SpaceX’s Engine Failure of the Most Used Rocket Booster Could Make all its Flights Safer

SpaceX‘s rocket failure engine on March 18th could impact the astronaut launch debut, NASA has claimed yesterday, March 24th. Still, the company has managed to launch the Starlink satellites in spite of the landing error, which demonstrates how ambitious SpaceX actually is, with all the negativity thrown at it.

A Possible Delay of the Astronaut Launch Debut

SpaceX and NASA are at the moment getting ready to prepare a Falcon 9 rocket and Crew Dragon spacecraft for the astronaut launch debut, a flight dubbed Demonstration Mission 2, or Demo-2/ DM-2. The launch vehicles and the spacecraft hardware, comprising the booster B1058, an expendable upper stage, a spacecraft case, and the Crew Dragon capsule, are already at the company’s launch and processing facilities.

SpaceX is incredibly close to finishing all the work for the inaugural astronaut launch, but the recent error in landing could impact the schedule, NASA claimed.

“According to the CCtCap contracts, SpaceX is required to make available to NASA all data and resulting reports. SpaceX, with NASA’s concurrence, would need to implement any corrective actions found during the investigation related to its commercial crew work prior to its flight test with astronauts to the International Space Station. NASA and SpaceX are holding the current mid-to-late May launch timeframe, and would adjust the date based on a review of the data, if appropriate,” NASA stated.

On March 18th, about three minutes after its historic fifth launch and immediately after stage separation was set, Falcon 9 booster B1048, encountered an engine failure. As it seems, Falcon 9’s autonomous flight computer was the culprit behind the engine’s failure, shutdown, and the loss of thrust by firing the engines for a few seconds longer than planned.

The Flights Would Be Safer Now

Although the additional seconds of burn time ensured that the rocket’s upper stage was capable of making it to the correct orbit, the booster did not land, which was the first time the launch operators did not call for a burn-associated launch.

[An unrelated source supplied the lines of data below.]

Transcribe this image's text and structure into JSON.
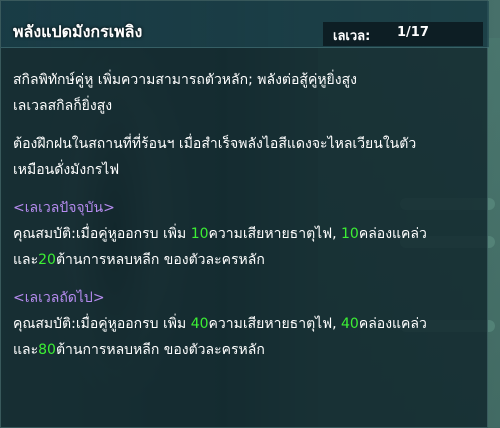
{
  "skill": {
    "title": "พลังแปดมังกรเพลิง",
    "level_label": "เลเวล:",
    "level_value": "1/17"
  },
  "description": {
    "line1": "สกิลพิทักษ์คู่หู เพิ่มความสามารถตัวหลัก; พลังต่อสู้คู่หูยิ่งสูง",
    "line2": "เลเวลสกิลก็ยิ่งสูง",
    "line3": "ต้องฝึกฝนในสถานที่ที่ร้อนฯ เมื่อสำเร็จพลังไอสีแดงจะไหลเวียนในตัว",
    "line4": "เหมือนดั่งมังกรไฟ"
  },
  "current": {
    "heading": "<เลเวลปัจจุบัน>",
    "prefix": "คุณสมบัติ:เมื่อคู่หูออกรบ เพิ่ม ",
    "fire_dmg": "10",
    "mid1": "ความเสียหายธาตุไฟ, ",
    "agility": "10",
    "mid2": "คล่องแคล่ว",
    "line2_prefix": "และ",
    "evasion": "20",
    "suffix": "ต้านการหลบหลีก ของตัวละครหลัก"
  },
  "next": {
    "heading": "<เลเวลถัดไป>",
    "prefix": "คุณสมบัติ:เมื่อคู่หูออกรบ เพิ่ม ",
    "fire_dmg": "40",
    "mid1": "ความเสียหายธาตุไฟ, ",
    "agility": "40",
    "mid2": "คล่องแคล่ว",
    "line2_prefix": "และ",
    "evasion": "80",
    "suffix": "ต้านการหลบหลีก ของตัวละครหลัก"
  },
  "colors": {
    "heading": "#b68cf0",
    "value_highlight": "#3cf034"
  }
}
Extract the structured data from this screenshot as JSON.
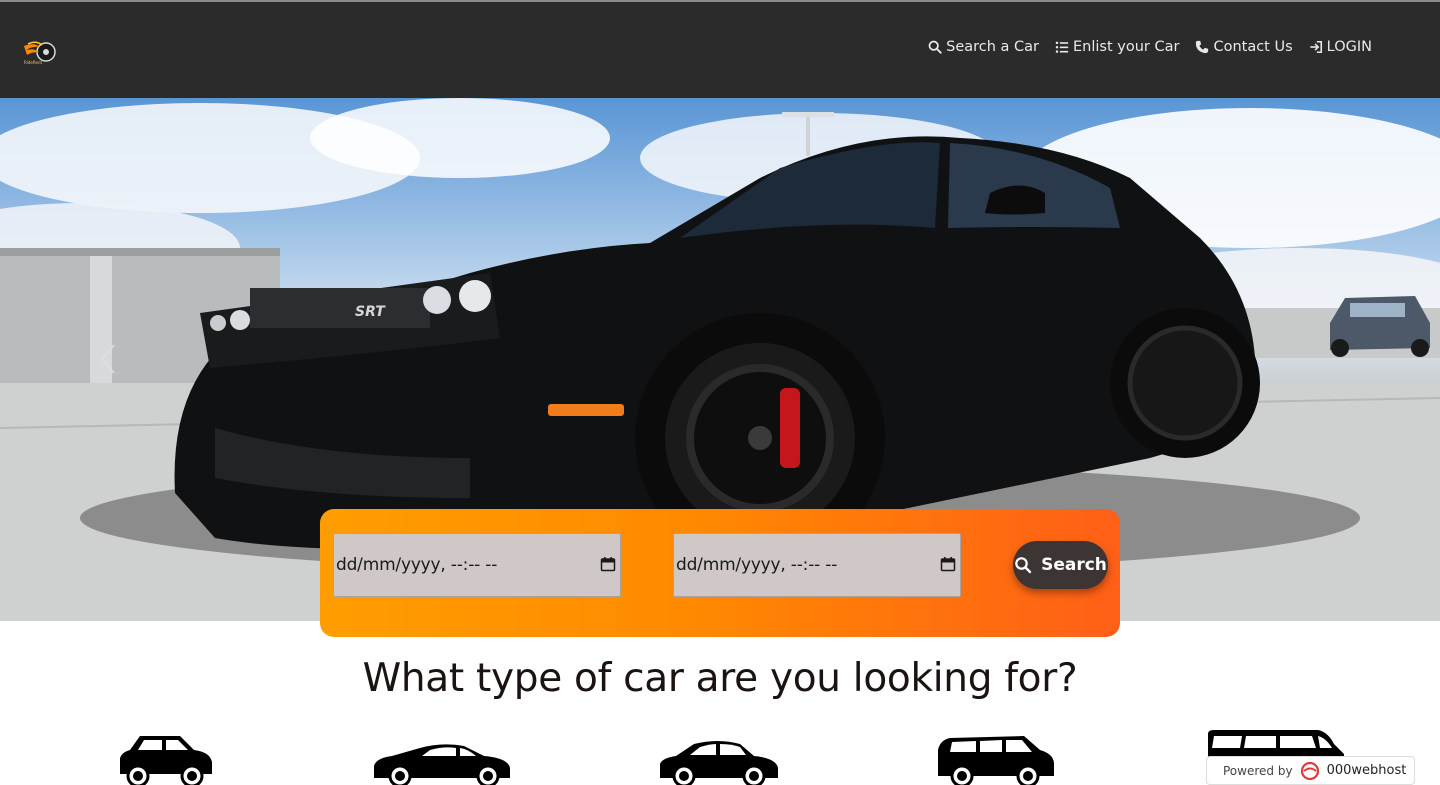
{
  "nav": {
    "logo_text": "RideRent",
    "items": [
      {
        "label": "Search a Car",
        "icon": "search-icon"
      },
      {
        "label": "Enlist your Car",
        "icon": "list-icon"
      },
      {
        "label": "Contact Us",
        "icon": "phone-icon"
      },
      {
        "label": "LOGIN",
        "icon": "login-icon"
      }
    ]
  },
  "hero": {
    "car_badge": "SRT"
  },
  "search": {
    "pickup_value": "dd/mm/yyyy, --:-- --",
    "dropoff_value": "dd/mm/yyyy, --:-- --",
    "button_label": "Search"
  },
  "section": {
    "title": "What type of car are you looking for?",
    "car_types": [
      "hatchback-icon",
      "coupe-icon",
      "sedan-icon",
      "suv-icon",
      "van-icon"
    ]
  },
  "footer_badge": {
    "label": "Powered by",
    "brand": "000webhost"
  },
  "colors": {
    "header_bg": "#2b2b2b",
    "panel_start": "#ff9d00",
    "panel_end": "#ff5f17",
    "button_bg": "#3d3434",
    "input_bg": "#d0c7c7"
  }
}
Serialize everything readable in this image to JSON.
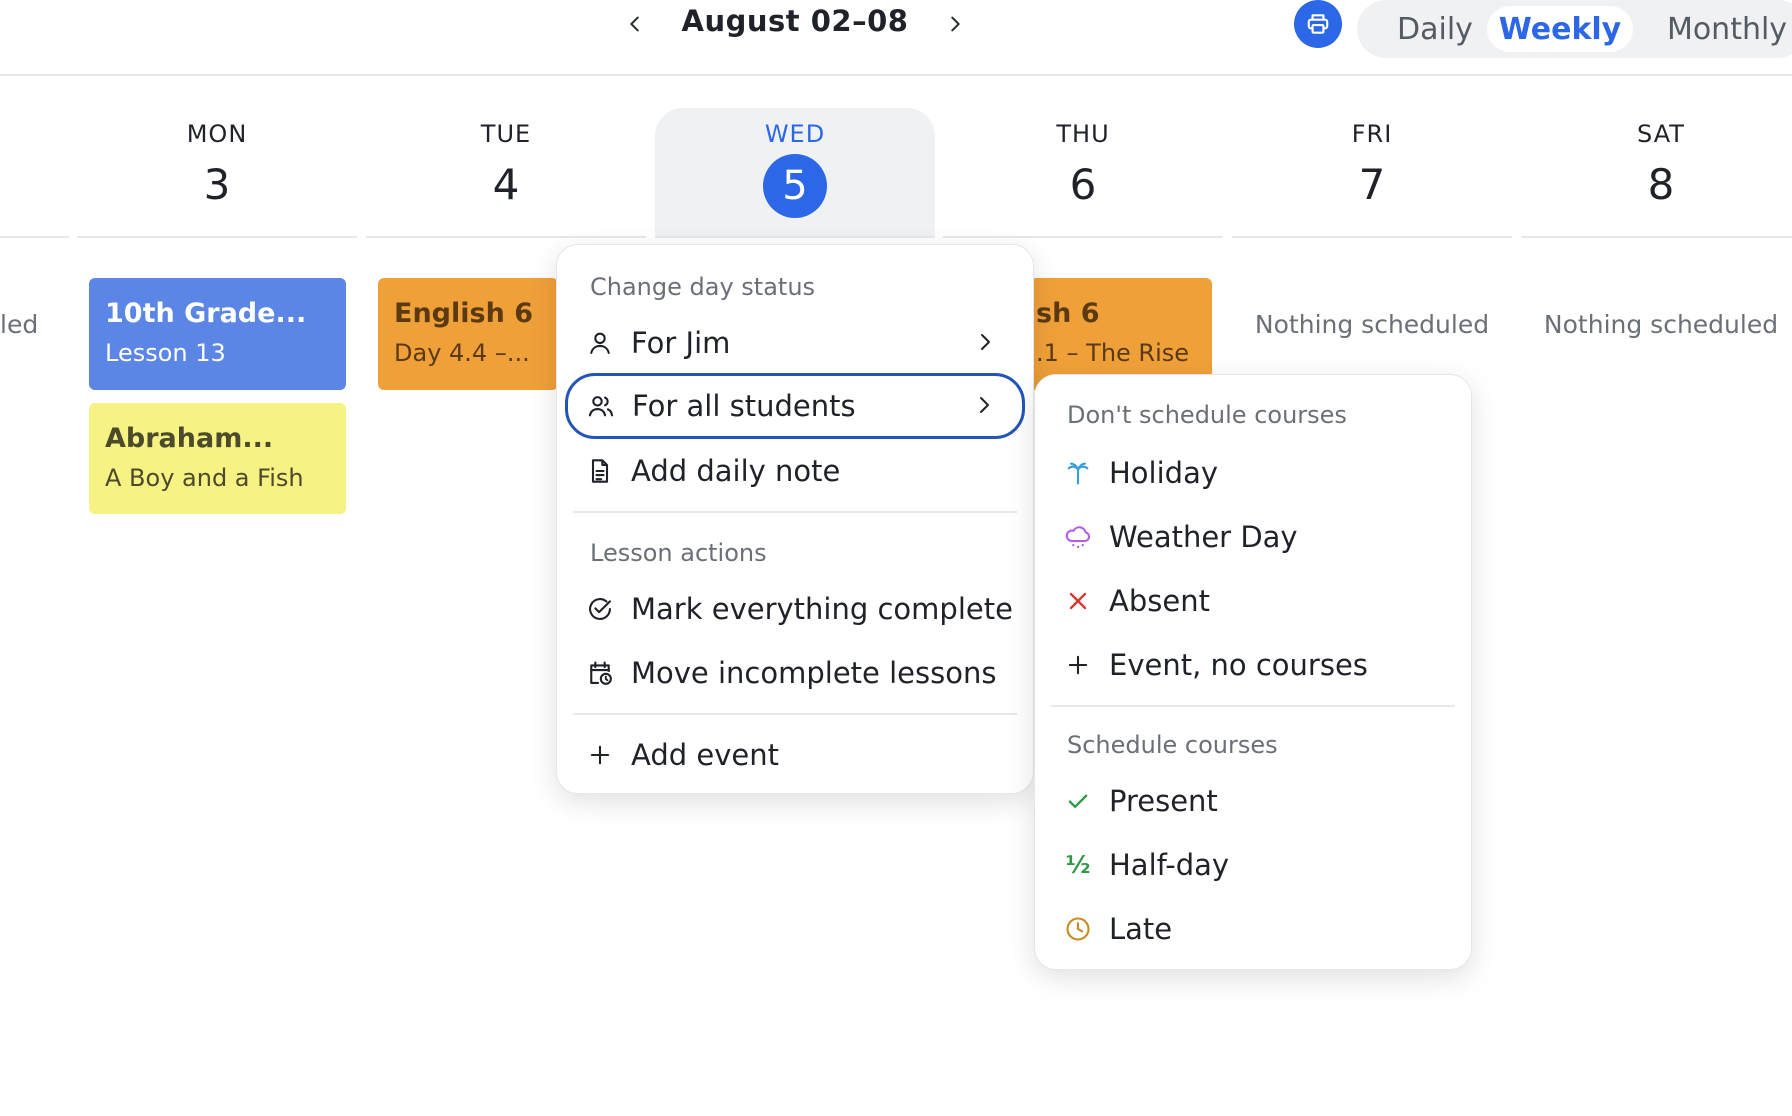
{
  "header": {
    "date_range": "August 02–08",
    "views": {
      "daily": "Daily",
      "weekly": "Weekly",
      "monthly": "Monthly"
    },
    "active_view": "Weekly",
    "accent_color": "#2c67e8"
  },
  "days": [
    {
      "name": "MON",
      "num": "3"
    },
    {
      "name": "TUE",
      "num": "4"
    },
    {
      "name": "WED",
      "num": "5",
      "today": true
    },
    {
      "name": "THU",
      "num": "6"
    },
    {
      "name": "FRI",
      "num": "7"
    },
    {
      "name": "SAT",
      "num": "8"
    }
  ],
  "schedule": {
    "partial_prev_text": "led",
    "mon": [
      {
        "title": "10th Grade...",
        "subtitle": "Lesson 13",
        "color": "#5b86e6"
      },
      {
        "title": "Abraham...",
        "subtitle": "A Boy and a Fish",
        "color": "#f6f283"
      }
    ],
    "tue": [
      {
        "title": "English 6",
        "subtitle": "Day 4.4 –...",
        "color": "#f0a039"
      }
    ],
    "thu": [
      {
        "title": "sh 6",
        "subtitle": ".1 – The Rise ...",
        "color": "#f0a039"
      }
    ],
    "fri_empty": "Nothing scheduled",
    "sat_empty": "Nothing scheduled"
  },
  "day_menu": {
    "section_status": "Change day status",
    "for_jim": "For Jim",
    "for_all_students": "For all students",
    "add_daily_note": "Add daily note",
    "section_lessons": "Lesson actions",
    "mark_complete": "Mark everything complete",
    "move_incomplete": "Move incomplete lessons",
    "add_event": "Add event"
  },
  "status_menu": {
    "section_no_courses": "Don't schedule courses",
    "holiday": "Holiday",
    "weather_day": "Weather Day",
    "absent": "Absent",
    "event_no_courses": "Event, no courses",
    "section_courses": "Schedule courses",
    "present": "Present",
    "half_day": "Half-day",
    "half_glyph": "½",
    "late": "Late"
  },
  "icons": [
    "chevron-left-icon",
    "chevron-right-icon",
    "printer-icon",
    "person-icon",
    "people-icon",
    "document-icon",
    "check-circle-icon",
    "calendar-clock-icon",
    "plus-icon",
    "palm-tree-icon",
    "cloud-snow-icon",
    "x-icon",
    "check-icon",
    "clock-icon"
  ]
}
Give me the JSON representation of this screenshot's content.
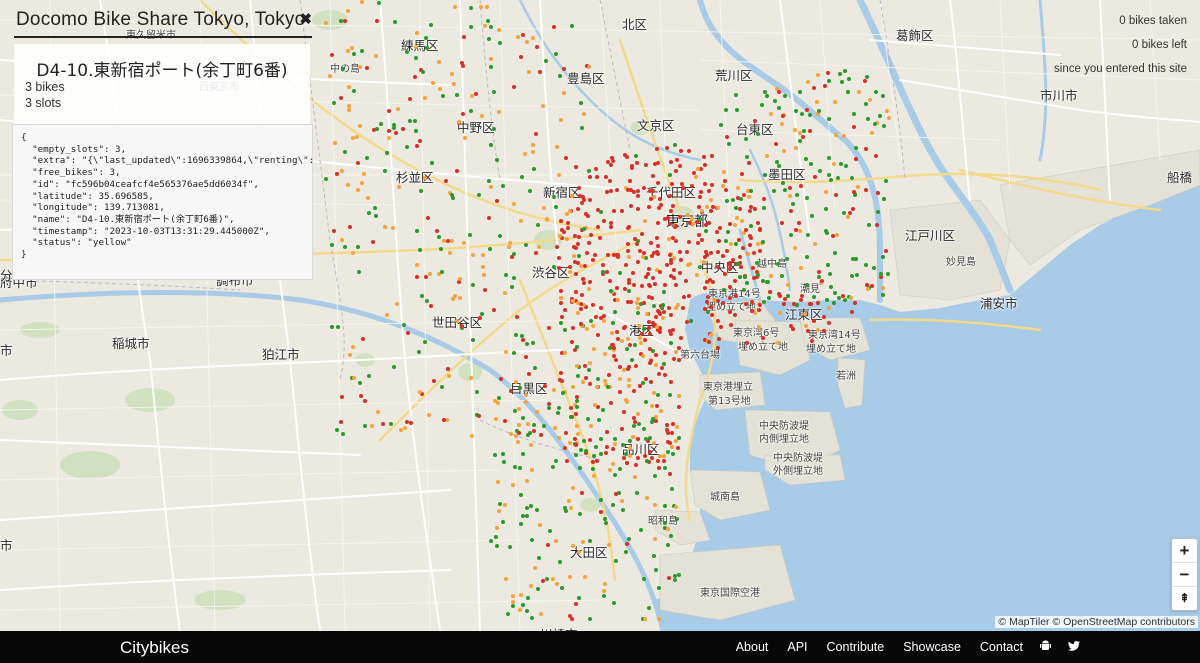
{
  "header": {
    "title": "Docomo Bike Share Tokyo, Tokyo",
    "close_glyph": "✖"
  },
  "station": {
    "name": "D4-10.東新宿ポート(余丁町6番)",
    "bikes": "3 bikes",
    "slots": "3 slots",
    "json_lines": [
      "{",
      "  \"empty_slots\": 3,",
      "  \"extra\": \"{\\\"last_updated\\\":1696339864,\\\"renting\\\":t",
      "  \"free_bikes\": 3,",
      "  \"id\": \"fc596b04ceafcf4e565376ae5dd6034f\",",
      "  \"latitude\": 35.696585,",
      "  \"longitude\": 139.713081,",
      "  \"name\": \"D4-10.東新宿ポート(余丁町6番)\",",
      "  \"timestamp\": \"2023-10-03T13:31:29.445000Z\",",
      "  \"status\": \"yellow\"",
      "}"
    ]
  },
  "stats": {
    "bikes_taken": "0 bikes taken",
    "bikes_left": "0 bikes left",
    "since": "since you entered this site"
  },
  "zoom": {
    "in": "+",
    "out": "−",
    "reset": "⇞"
  },
  "attribution": "© MapTiler © OpenStreetMap contributors",
  "footer": {
    "brand": "Citybikes",
    "links": [
      "About",
      "API",
      "Contribute",
      "Showcase",
      "Contact"
    ],
    "icons": [
      "android-icon",
      "twitter-icon"
    ]
  },
  "colors": {
    "red": "#d73027",
    "orange": "#f7a23a",
    "green": "#2a9a2a",
    "water": "#a8cbe8",
    "land": "#ece9e0"
  },
  "places": [
    {
      "t": "北区",
      "c": "ward"
    },
    {
      "t": "葛飾区",
      "c": "ward"
    },
    {
      "t": "練馬区",
      "c": "ward"
    },
    {
      "t": "東久留米市",
      "c": "small"
    },
    {
      "t": "豊島区",
      "c": "ward"
    },
    {
      "t": "荒川区",
      "c": "ward"
    },
    {
      "t": "市川市",
      "c": "ward"
    },
    {
      "t": "中の島",
      "c": "small"
    },
    {
      "t": "西東京市",
      "c": "small"
    },
    {
      "t": "中野区",
      "c": "ward"
    },
    {
      "t": "文京区",
      "c": "ward"
    },
    {
      "t": "台東区",
      "c": "ward"
    },
    {
      "t": "杉並区",
      "c": "ward"
    },
    {
      "t": "墨田区",
      "c": "ward"
    },
    {
      "t": "船橋",
      "c": "ward"
    },
    {
      "t": "新宿区",
      "c": "ward"
    },
    {
      "t": "千代田区",
      "c": "ward"
    },
    {
      "t": "東京都",
      "c": "big"
    },
    {
      "t": "江戸川区",
      "c": "ward"
    },
    {
      "t": "妙見島",
      "c": "small"
    },
    {
      "t": "渋谷区",
      "c": "ward"
    },
    {
      "t": "中央区",
      "c": "ward"
    },
    {
      "t": "越中島",
      "c": "small"
    },
    {
      "t": "府中市",
      "c": "ward"
    },
    {
      "t": "調布市",
      "c": "ward"
    },
    {
      "t": "浦安市",
      "c": "ward"
    },
    {
      "t": "東京港14号",
      "c": "small"
    },
    {
      "t": "埋め立て地",
      "c": "small"
    },
    {
      "t": "潮見",
      "c": "small"
    },
    {
      "t": "江東区",
      "c": "ward"
    },
    {
      "t": "世田谷区",
      "c": "ward"
    },
    {
      "t": "港区",
      "c": "ward"
    },
    {
      "t": "東京湾6号",
      "c": "small"
    },
    {
      "t": "埋め立て地",
      "c": "small"
    },
    {
      "t": "東京湾14号",
      "c": "small"
    },
    {
      "t": "埋め立て地",
      "c": "small"
    },
    {
      "t": "稲城市",
      "c": "ward"
    },
    {
      "t": "狛江市",
      "c": "ward"
    },
    {
      "t": "第六台場",
      "c": "small"
    },
    {
      "t": "若洲",
      "c": "small"
    },
    {
      "t": "目黒区",
      "c": "ward"
    },
    {
      "t": "東京港埋立",
      "c": "small"
    },
    {
      "t": "第13号地",
      "c": "small"
    },
    {
      "t": "中央防波堤",
      "c": "small"
    },
    {
      "t": "内側埋立地",
      "c": "small"
    },
    {
      "t": "品川区",
      "c": "ward"
    },
    {
      "t": "中央防波堤",
      "c": "small"
    },
    {
      "t": "外側埋立地",
      "c": "small"
    },
    {
      "t": "城南島",
      "c": "small"
    },
    {
      "t": "昭和島",
      "c": "small"
    },
    {
      "t": "大田区",
      "c": "ward"
    },
    {
      "t": "東京国際空港",
      "c": "small"
    },
    {
      "t": "川崎市",
      "c": "ward"
    },
    {
      "t": "市",
      "c": "ward"
    },
    {
      "t": "市",
      "c": "ward"
    },
    {
      "t": "分",
      "c": "ward"
    }
  ]
}
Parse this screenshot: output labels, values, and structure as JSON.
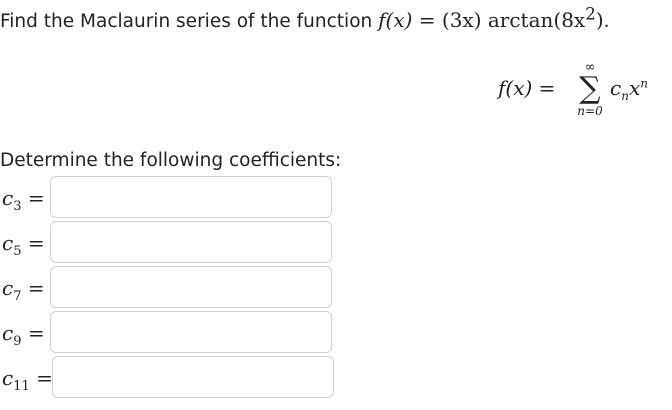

“For reference, Merlin 1D engines likely consume some ~270 kg (600 lb) of fuel each second. Falcon 9’s landing propellant reserves are believed to be on the order of 50+ metric tons (110,000 lb). Excluding the failed engine, eight Merlin 1Ds burning at full thrust for an additional 5 seconds would consume 20% of the propellant needed for landing; 10 seconds and it would use 40%,” SpaceX said.

The error was the Merlin 1D engine’s first failure during a flight ever. It is possible that B1048’s engine failure took place because the booster was the company’s most reused rocket part ever launched.

SpaceX is required to launch its Crew Dragon missions on new Falcon 9 rockets under its contract with NASA. The space agency stated that now SpaceX will have to conduct an internal failure review and implement the necessary changes before it begins its astronaut launches.

The investigation could take a few weeks, perhaps even less, but the process of fixing everything that needs repair could take a couple of months. This would make the Flacon 9 and Heavy rocket missions a lot safer, but could, in turn, delay the scheduled astronaut launch debut.